What are human rights? Concept, Origin and List of Rights

What are human rights?

We explain what human rights are and where they come from. In addition, its importance and a list of these rights.

Human rights are enshrined in the laws of all nations.

When we speak of human rights or the fundamental rights of the human being, we are referring to the set of inherent rights, proper to the human condition. In other words, to the rights with which everyone is born, regardless of race, nationality, social class, religion, gender or any other possible distinction.

Human rights are enshrined in the laws of all nations and international treaties; they are indivisible, interdependent, inalienable and universal. This means that they must be fulfilled in their entirety (and not partially), that they must always be fulfilled, that they cannot be taken from anyone under any circumstances and that they apply to all human beings without distinction. These rights, moreover, would be above any type of legal system.

In fact, there are global international institutions that ensure the preservation of human rights and can encourage sanctions for countries where they are not given due attention. The violation of human rights is considered a non-prescriptive crime that must be prosecuted worldwide.

However, the theory of human rights is not always fully complied with, and in today’s complex political world many conjunctures impede it. Cultural resistance, political expediency or the loss of faith in the values behind these rights are some of those reasons.

Today, every State in the world has signed at least one of the many universal human rights treaties, and 80 per cent of countries have signed about four of them. If this trend increases, it could mean a more egalitarian and fairer future for future human generations.

Origin of human rights

More recent treaties address specific issues such as children’s rights.

Human rights were first proclaimed during the French Revolution of 1789, under the title “Declaration of the Rights of Man in Society”, although in reality they were the first firm step in a long cultural process rooted in the different conceptions of “human dignity” rooted in Western and Eastern cultures.

The American Revolution subsequently followed the “freedom, equality, fraternity” guidelines of the French revolutionaries in favor of founding a more egalitarian nation, although black slavery remained a pending item on the list.

The birth of the United Nations Organization (UN) at the end of the Second World War gave way to the Universal Declaration of Human Rights (1948), an attempt to lay the foundations of a world social order.

Subsequently, various treaties on the subject were adopted, such as the European Convention on Human Rights (1950), the International Covenants on Human Rights (1966) and the American Convention on Human Rights (1969).
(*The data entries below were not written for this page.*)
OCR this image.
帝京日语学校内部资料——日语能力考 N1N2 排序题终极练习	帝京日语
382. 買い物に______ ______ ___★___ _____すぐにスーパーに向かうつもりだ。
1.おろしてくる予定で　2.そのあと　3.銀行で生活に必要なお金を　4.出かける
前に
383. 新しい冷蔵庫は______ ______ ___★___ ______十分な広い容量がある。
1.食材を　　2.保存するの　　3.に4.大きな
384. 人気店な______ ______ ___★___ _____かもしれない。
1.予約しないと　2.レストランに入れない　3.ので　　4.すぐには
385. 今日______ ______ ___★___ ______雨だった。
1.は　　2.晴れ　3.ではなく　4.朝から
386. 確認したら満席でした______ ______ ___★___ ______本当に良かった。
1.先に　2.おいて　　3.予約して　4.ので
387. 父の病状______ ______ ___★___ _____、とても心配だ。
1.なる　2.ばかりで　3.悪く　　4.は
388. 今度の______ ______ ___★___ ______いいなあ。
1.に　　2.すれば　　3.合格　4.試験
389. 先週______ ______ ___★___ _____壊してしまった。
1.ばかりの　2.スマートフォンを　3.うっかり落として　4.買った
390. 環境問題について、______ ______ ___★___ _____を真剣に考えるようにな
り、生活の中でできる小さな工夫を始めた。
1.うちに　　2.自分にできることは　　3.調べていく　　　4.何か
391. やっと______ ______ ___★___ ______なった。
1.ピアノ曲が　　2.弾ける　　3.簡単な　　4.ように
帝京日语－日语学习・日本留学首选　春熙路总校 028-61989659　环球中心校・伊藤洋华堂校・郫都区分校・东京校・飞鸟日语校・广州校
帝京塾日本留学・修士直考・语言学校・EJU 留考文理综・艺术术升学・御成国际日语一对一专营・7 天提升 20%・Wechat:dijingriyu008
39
More recent treaties address specific issues such as the rights of the child and adolescent, or of persons with disabilities.

  1. List of human rights

Everyone has the right to life, liberty and security of person.

The rights enshrined in the Declaration of Human Rights are thirty. Some of the main ones are:

  • All human beings are born free and equal in dignity and rights. Gifted as they are with reason and conscience, they must behave fraternally towards one another.
  • Everyone is entitled to all the rights and freedoms set forth in this Declaration, without distinction as to race, colour, sex, language, religion, political or other opinion, national or social origin, property, birth or other status.
  • Everyone has the right to life, liberty and security of person.
  • No one shall be held in slavery or servitude. Slavery and the slave trade are prohibited in all their forms.
  • No one shall be subjected to torture or to cruel, inhuman or degrading treatment, punishment or humiliation.
  • All human beings have the right to recognition of their legal personality wherever they are.
  • All human beings are equal before the law and are entitled to equal protection of the law, without distinction of any kind.
  • All human beings have the right to equal protection against any form of discrimination that contravenes the provisions of this Declaration and against any provocation to such discrimination.
  • Everyone has the right to the protection of the competent national courts and the right to legal protection against acts violating the fundamental rights recognized in the Constitution or in law.
  • No human being shall be arbitrarily detained, imprisoned or exiled.
  • Everyone has the right to a fair and public hearing by an independent and impartial tribunal, in the determination of his rights and obligations or for the examination of any criminal charge against him.